Compliance (legal and compliance)
Risk description
Unethical and/or fraudulent activities perpetrated by our employees, our clients or third parties, could expose TMF Group to significant financial loss, regulatory or legal sanctions (including potential loss of license to operate) and reputation damage.
Controls and mitigations
TMF Group has a robust regulatory and operational control framework, with an overarching Code of Conduct. TMF Group maintains a ‘zero tolerance’ regime for any employee who knowingly breaches any laws or regulations, with all such actions reported to the Management Board, and potentially resulting in disciplinary action up to and including dismissal. All staff and third parties, including subcontractors and joint ventures where TMF Group has operational control, are required to operate in accordance with TMF Group's Code of Conduct respectively TMF Group Supplier Code of Conduct. Global communication and mandatory training programs are in place to increase compliance awareness.
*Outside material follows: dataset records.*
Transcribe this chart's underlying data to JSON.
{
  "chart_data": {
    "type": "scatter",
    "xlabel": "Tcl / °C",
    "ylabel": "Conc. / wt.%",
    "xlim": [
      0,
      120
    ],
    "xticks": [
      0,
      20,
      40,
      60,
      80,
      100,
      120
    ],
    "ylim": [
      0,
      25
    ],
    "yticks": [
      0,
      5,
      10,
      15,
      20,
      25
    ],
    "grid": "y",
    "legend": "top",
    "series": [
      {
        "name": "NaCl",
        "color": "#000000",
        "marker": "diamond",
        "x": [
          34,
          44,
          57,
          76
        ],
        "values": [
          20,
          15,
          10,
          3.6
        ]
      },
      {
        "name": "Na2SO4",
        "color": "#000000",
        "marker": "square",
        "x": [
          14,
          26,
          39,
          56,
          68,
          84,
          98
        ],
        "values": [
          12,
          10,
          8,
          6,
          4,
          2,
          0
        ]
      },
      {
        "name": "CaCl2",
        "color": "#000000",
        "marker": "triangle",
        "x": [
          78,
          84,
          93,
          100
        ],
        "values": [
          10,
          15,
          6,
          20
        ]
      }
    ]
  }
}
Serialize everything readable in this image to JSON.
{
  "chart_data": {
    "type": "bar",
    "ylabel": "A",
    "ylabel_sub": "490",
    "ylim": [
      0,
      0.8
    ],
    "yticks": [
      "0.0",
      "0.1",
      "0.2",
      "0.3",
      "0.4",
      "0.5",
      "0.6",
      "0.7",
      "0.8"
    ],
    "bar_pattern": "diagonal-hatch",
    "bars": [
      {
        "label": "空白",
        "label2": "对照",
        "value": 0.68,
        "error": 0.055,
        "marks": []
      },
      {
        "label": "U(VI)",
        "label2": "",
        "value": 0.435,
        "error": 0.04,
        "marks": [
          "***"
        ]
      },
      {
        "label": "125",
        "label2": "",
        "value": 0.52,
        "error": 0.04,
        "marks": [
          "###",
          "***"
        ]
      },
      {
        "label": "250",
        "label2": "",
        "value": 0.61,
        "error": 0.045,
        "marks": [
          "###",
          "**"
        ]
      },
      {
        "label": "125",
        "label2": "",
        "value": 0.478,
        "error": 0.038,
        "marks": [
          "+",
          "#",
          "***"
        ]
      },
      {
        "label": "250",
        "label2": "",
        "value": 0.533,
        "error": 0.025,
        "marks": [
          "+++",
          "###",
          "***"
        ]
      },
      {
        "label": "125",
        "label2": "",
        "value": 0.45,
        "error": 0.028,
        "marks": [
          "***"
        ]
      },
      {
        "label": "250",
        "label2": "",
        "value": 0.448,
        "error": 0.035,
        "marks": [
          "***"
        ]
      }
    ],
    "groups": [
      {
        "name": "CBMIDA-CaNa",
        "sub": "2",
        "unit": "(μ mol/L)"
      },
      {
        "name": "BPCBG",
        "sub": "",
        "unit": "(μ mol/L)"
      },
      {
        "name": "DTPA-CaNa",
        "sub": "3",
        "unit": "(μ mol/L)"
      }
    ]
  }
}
TMF Group companies will comply with the higher of local regulatory/legislative requirements or TMF Group compliance policies.
Legal claims (legal and compliance)
Risk description
Current, potential and pending legal or administrative proceedings may adversely affect TMF Group. Such proceedings may be initiated or are to be initiated against TMF Group and any resulting judgement, settlements and orders are rendered by competent authorities and may increase during periods of economic downturn.
Controls and mitigations
TMF Group has a Global Legal function with experienced legal counsels, both centrally (at a group level) and at a market level, that work together and connect on the management of this risk. TMF Group has compliance and operating policies and client acceptance procedures, as well as strict contracting procedures in place to limit possible exposure when accepting clients. TMF Group has strict reporting and management policies and procedures in place. Claims & litigations are managed centrally by the Global Head Claims & Litigation within the Group Legal team, in conjunction with market legal counsels, external counsels and other relevant stakeholders. Every case is reviewed and evaluated and – if necessary – provided for. TMF Group maintains appropriate insurance.